Compte-rendu d’une table ronde tenue en marge de la réunion annuelle des membres du Forum Ost-West, Berne, le 21 août 2018
La date du 21 août 2018 a été marquée par le cinquantième anniversaire de l’intervention soviétique en Tchécoslovaquie, pays au cœur de l’Europe ; cinquante ans plus tard, le comportement et la situation de la Russie continuent à susciter craintes et interrogations : l’organisation et le déroulement de la Coupe du monde de football dans ce pays durant l’été tout comme la date-événement de 1968 ont ainsi permis de nourrir la discussion de la table ronde autour de l’actualité des relations « est-ouest ».

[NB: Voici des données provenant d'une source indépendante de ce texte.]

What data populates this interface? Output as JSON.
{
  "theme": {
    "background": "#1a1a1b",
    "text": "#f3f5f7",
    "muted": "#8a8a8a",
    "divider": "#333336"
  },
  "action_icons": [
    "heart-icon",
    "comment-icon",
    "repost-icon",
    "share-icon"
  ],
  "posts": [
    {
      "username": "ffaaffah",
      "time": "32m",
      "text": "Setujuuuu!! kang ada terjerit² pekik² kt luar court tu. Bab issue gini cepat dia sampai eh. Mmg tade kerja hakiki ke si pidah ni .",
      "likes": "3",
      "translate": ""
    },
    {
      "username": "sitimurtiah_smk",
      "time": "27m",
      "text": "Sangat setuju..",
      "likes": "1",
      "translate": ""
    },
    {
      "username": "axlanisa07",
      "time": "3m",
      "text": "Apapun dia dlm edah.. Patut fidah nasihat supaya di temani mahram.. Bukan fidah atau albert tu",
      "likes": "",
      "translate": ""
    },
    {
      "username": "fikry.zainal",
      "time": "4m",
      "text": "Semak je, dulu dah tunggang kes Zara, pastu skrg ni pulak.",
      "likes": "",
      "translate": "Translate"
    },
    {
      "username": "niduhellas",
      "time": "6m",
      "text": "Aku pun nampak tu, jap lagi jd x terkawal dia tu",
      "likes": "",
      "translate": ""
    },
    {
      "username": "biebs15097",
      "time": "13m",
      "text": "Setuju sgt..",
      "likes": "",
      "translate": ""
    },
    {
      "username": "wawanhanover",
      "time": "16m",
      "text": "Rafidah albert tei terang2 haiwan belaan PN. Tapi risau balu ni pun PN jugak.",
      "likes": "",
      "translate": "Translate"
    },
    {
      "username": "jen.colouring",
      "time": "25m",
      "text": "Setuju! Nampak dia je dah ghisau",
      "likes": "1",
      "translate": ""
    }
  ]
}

La grande messe footballistique estivale a été l’occasion, côté cour, de démontrer au monde que la Russie est un pays développé, moderne et ouvert, capable d’organiser un grand événement en toute sécurité, et ce même dans les grandes villes lointaines de la province russe – bien souvent méconnues du grand public avant l’événement. La bonne ambiance régnant dans les rues, festive, mélangeant fans de tous horizons festoyant librement, a été certainement une vitrine internationale positive pour le Kremlin. Au niveau intérieur, la Coupe du monde a dopé la fierté des Russes en les rassemblant, le temps d’un long mois, sous la bannière d’un certain sentiment de puissance et prestige retrouvés.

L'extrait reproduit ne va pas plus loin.